Shou-Wu Lee, Teng-Yu Lee, Han-Chung Lien, Hong-Zen Yeh, Chi-Sen Chang, Chung-Wang Ko


Background: Gastroesophageal reflux disease (GERD) tends to relapse and develop complications. The aim of the study was to compare the risk factors and disease severity of GERD in young and old patients.

Methods: Data from patients with GERD were collected between January and November 2009. The enrolled cases were assigned to the younger group if they were below 65 years, or the elderly group if 65 years or older. The general demographic data, lifestyle characteristics and endoscopic findings of the two groups were compared.

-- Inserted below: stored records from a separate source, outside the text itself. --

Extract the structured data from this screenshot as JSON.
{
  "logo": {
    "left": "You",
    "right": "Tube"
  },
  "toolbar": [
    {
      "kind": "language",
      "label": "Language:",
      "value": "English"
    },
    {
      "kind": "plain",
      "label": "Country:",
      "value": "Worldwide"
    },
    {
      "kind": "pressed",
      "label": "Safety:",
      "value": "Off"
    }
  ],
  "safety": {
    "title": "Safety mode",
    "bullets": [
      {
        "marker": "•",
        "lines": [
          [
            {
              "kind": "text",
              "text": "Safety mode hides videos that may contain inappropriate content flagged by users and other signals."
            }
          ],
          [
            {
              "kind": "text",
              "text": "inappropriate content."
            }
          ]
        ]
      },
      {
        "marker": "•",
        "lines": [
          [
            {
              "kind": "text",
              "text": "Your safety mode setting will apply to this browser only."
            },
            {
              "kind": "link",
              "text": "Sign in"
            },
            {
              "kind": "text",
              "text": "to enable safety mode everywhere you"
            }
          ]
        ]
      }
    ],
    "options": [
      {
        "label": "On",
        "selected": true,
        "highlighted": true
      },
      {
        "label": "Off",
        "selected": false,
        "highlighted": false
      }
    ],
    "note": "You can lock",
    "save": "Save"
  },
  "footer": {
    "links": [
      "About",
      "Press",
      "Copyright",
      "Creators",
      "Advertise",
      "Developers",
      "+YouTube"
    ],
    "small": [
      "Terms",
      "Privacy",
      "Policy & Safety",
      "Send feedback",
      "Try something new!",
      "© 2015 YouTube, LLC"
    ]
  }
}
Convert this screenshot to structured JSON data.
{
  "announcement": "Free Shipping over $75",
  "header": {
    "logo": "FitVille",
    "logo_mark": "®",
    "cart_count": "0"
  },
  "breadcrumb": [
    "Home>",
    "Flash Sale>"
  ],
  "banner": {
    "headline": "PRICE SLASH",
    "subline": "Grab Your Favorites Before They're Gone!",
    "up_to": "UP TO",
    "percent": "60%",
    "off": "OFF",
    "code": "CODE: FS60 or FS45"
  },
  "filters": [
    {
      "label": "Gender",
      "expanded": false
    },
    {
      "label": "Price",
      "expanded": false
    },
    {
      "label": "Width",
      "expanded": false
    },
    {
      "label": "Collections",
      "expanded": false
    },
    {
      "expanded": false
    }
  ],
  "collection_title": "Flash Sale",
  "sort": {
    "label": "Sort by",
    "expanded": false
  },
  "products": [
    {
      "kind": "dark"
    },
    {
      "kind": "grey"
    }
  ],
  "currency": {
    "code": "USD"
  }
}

Results: Among all enrolled 111 patients, 78 and 33 patients were classified in the younger and elderly groups, respectively. The elderly group had significantly more men than the younger group did (72.7% vs 39.7%, P = 0.001). Lower rates of smoking (3% vs 6.4%, P = 0.029) and tea drinking (21.3% vs 34.6%, P = 0.001) were noted in the elderly patients, but similar rates of alcohol and coffee drinking. There were more severe esophagitis, esophagocardiac junction (ECJ) ulcers (21.2% vs. 2.6%, P = 0.003) and hiatal hernia (36.4% vs 16.9%, P = 0.025) in the elderly group.

Conclusion: Elderly GERD patients were more likely to be male, and having severe esophagitis, but lower rates of cigarette smoking and tea drinking, than those of younger patients.